William R. Henderson, Jr., MD (Medicine/Allergy and Infectious Diseases)
Study aims of the Henderson laboratory are to address the role of progenitor cells in lung repair in mouse models of pulmonary fibrosis and asthma. For this, stem cells (embryonic and adult bone marrow-derived mouse and human cells) will be isolated and manipulated ex vivo in culture prior to in vivo administration in mice with fibrotic lungs. Important goals are to determine if engrafted cells proliferate and repair/regenerate damaged lung tissue. The effect of small molecule inhibitors of key signaling pathways in the airway fibrotic process will also be examined in these studies that may lead to novel therapies for patients with airway injury and fibrosis.

Anne Hocking, PhD (Surgery)
The two objectives of our laboratory are: 1) to determine the impact of the diabetic metabolic environment of high glucose and fatty acids on MSC regulation of the local cellular responses to injury; and 2) to determining whether therapeutically administered MSCs reduce hypertrophic scarring by releasing soluble factors that regulate fibroproliferative responses to cutaneous injury.

Edward J. Kelly, PhD (Pharmaceutics)
Utility of embryonic stem (ES) cells as a source of human hepatocytes.

Akio Kobayashi, PhD (Nephrology)
The primary interest of the Kobayashi laboratory is to understand the cellular and molecular regulatory mechanisms leading to the establishment of the mammalian kidney using the mouse as a model system. The laboratory also focuses on understanding the genes that are involved in reprogramming kidney cell types so that it can be ultimately possible to restore kidney function in patients with kidney disease, ultimately eliminating the need for dialysis or renal transplantation.

Gustavo Matute-Bello, MD (Pulmonary and Critical Care Medicine)
Our laboratory is interested in the role of resident lung stem cells in the response of the lung to injury. Ultimately we want to determine whether therapeutic strategies involving lung resident stem cells could be useful for the treatment of acute lung injury and repair.

John K. McGuire, MD (Pediatrics)
My laboratory work is directed at understanding how epithelial responses to acute injury and infection regulate lung repair and resolution of inflammation. Our work has specifically focused on understanding the role of matrix metalloproteinases in controlling lung epithelial regeneration and lung epithelial cell interactions with inflammatory cells.

David Parichy, PhD (Biology)
Our research program uses the zebrafish and related species to answer a variety of biological questions having both basic and translational relevance. Current efforts are focusing on: the establishment, maintenance, and recruitment of post-embryonic stem cells in the context of normal development, evolutionary diversification, and melanoma; the genes and cell behaviors underlying adult pigment pattern formation and how these mechanisms have evolved between closely related species to generate strikingly different pigment patterns; and the molecular mechanisms of the larval-to-adult transformation, or metamorphosis, which generates the adult form.
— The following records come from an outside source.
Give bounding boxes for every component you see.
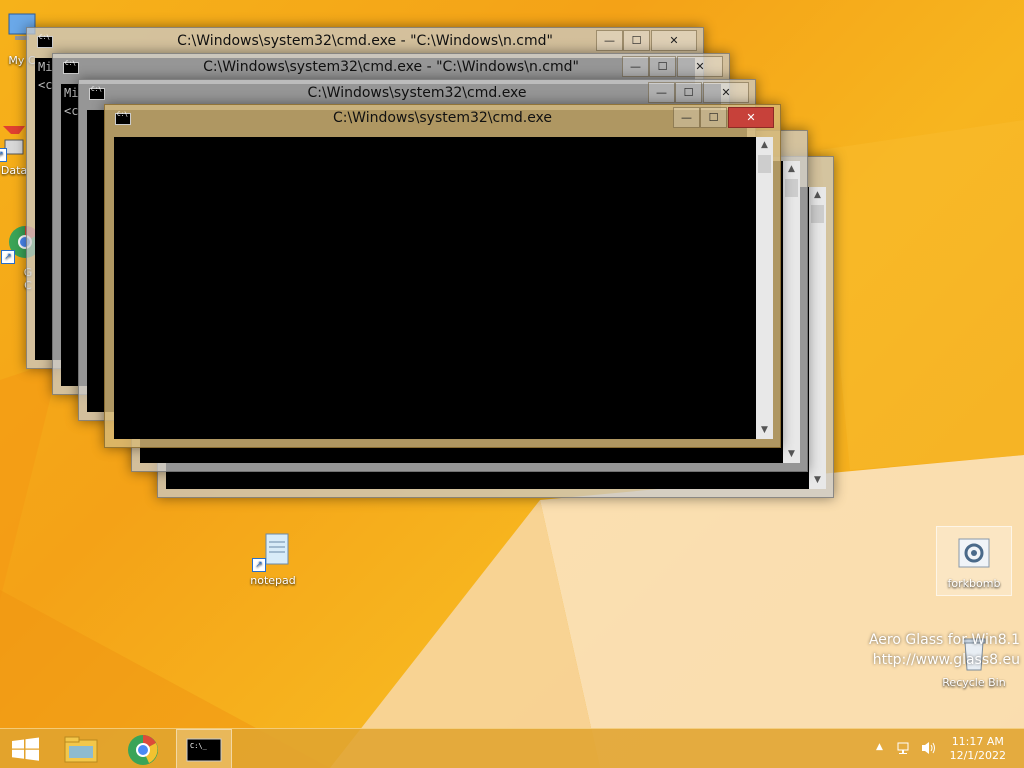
maximize-button[interactable]: ☐ (700, 107, 727, 128)
cmd-window-active[interactable]: C:\Windows\system32\cmd.exe — ☐ ✕ ▲ ▼ (104, 104, 781, 448)
minimize-button[interactable]: — (673, 107, 700, 128)
maximize-button[interactable]: ☐ (649, 56, 676, 77)
scroll-down-arrow-icon[interactable]: ▼ (783, 446, 800, 463)
maximize-button[interactable]: ☐ (675, 82, 702, 103)
shortcut-arrow-icon: ↗ (252, 558, 266, 572)
scroll-down-arrow-icon[interactable]: ▼ (756, 422, 773, 439)
taskbar-clock[interactable]: 11:17 AM 12/1/2022 (950, 735, 1006, 763)
shortcut-arrow-icon: ↗ (1, 250, 15, 264)
file-explorer-icon (64, 736, 98, 763)
watermark-line-1: Aero Glass for Win8.1 (868, 632, 1020, 648)
vertical-scrollbar[interactable]: ▲ ▼ (756, 137, 773, 439)
show-hidden-icons-chevron-icon[interactable]: ▲ (876, 742, 883, 752)
svg-text:C:\_: C:\_ (190, 742, 208, 750)
minimize-button[interactable]: — (596, 30, 623, 51)
scrollbar-thumb[interactable] (758, 155, 771, 173)
system-tray: ▲ (872, 729, 942, 768)
batch-file-icon (953, 533, 995, 575)
desktop-icon-label: notepad (250, 574, 296, 587)
desktop-icon-label: Recycle Bin (942, 676, 1006, 689)
scrollbar-thumb[interactable] (785, 179, 798, 197)
scroll-up-arrow-icon[interactable]: ▲ (756, 137, 773, 154)
close-button[interactable]: ✕ (728, 107, 774, 128)
chrome-taskbar-button[interactable] (116, 729, 170, 768)
scrollbar-thumb[interactable] (811, 205, 824, 223)
scroll-up-arrow-icon[interactable]: ▲ (783, 161, 800, 178)
notepad-shortcut-icon: ↗ (252, 530, 294, 572)
desktop-icon-notepad[interactable]: ↗ notepad (237, 530, 309, 587)
vertical-scrollbar[interactable]: ▲ ▼ (783, 161, 800, 463)
vertical-scrollbar[interactable]: ▲ ▼ (809, 187, 826, 489)
cmd-icon: C:\_ (186, 738, 222, 762)
clock-date: 12/1/2022 (949, 749, 1006, 762)
volume-icon[interactable] (920, 740, 938, 756)
close-button[interactable]: ✕ (677, 56, 723, 77)
taskbar: C:\_ ▲ 11:17 AM 12/1/2022 (0, 728, 1024, 768)
window-titlebar[interactable]: C:\Windows\system32\cmd.exe - "C:\Window… (27, 28, 703, 56)
scroll-up-arrow-icon[interactable]: ▲ (809, 187, 826, 204)
minimize-button[interactable]: — (648, 82, 675, 103)
network-icon[interactable] (896, 740, 914, 756)
window-titlebar[interactable]: C:\Windows\system32\cmd.exe — ☐ ✕ (105, 105, 780, 133)
start-button[interactable] (0, 729, 54, 768)
shortcut-arrow-icon: ↗ (0, 148, 7, 162)
scroll-down-arrow-icon[interactable]: ▼ (809, 472, 826, 489)
watermark-line-2: http://www.glass8.eu (872, 652, 1020, 668)
aero-glass-watermark: Aero Glass for Win8.1 http://www.glass8.… (869, 630, 1020, 670)
clock-time: 11:17 AM (951, 735, 1004, 748)
start-icon (12, 737, 39, 761)
file-explorer-taskbar-button[interactable] (54, 729, 108, 768)
chrome-icon (128, 735, 158, 765)
desktop-icon-forkbomb[interactable]: forkbomb (936, 526, 1012, 596)
cmd-taskbar-button[interactable]: C:\_ (176, 729, 232, 768)
close-button[interactable]: ✕ (651, 30, 697, 51)
console-area[interactable] (114, 137, 756, 439)
window-titlebar[interactable]: C:\Windows\system32\cmd.exe - "C:\Window… (53, 54, 729, 82)
maximize-button[interactable]: ☐ (623, 30, 650, 51)
desktop-icon-label: forkbomb (947, 577, 1001, 590)
close-button[interactable]: ✕ (703, 82, 749, 103)
minimize-button[interactable]: — (622, 56, 649, 77)
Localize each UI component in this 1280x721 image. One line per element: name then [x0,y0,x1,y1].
David W. Raible, PhD (Biological Structure)
We are interested in the development of the peripheral nervous system using zebrafish as a model. Current research focuses on two areas: sensory neurons derived from neural crest and the mechanosensory lateral line system.

Kelly R. Stevens, PhD (Bioengineering, Pathology)
Our research is focused on developing new technologies to assemble synthetic human tissues from stem cells, and to remotely control these tissues after implantation in a patient. To do this, we use diverse tools from stem cell biology, tissue engineering, synthetic biology, microfabrication, and bioprinting. We seek to translate our work into new regenerative therapies for patients with heart and liver disease.

Valera Vasioukhin (Fred Hutch)
Our laboratory studies the mechanisms and significance of cell polarity and cell adhesion in normal mammalian development and cancer.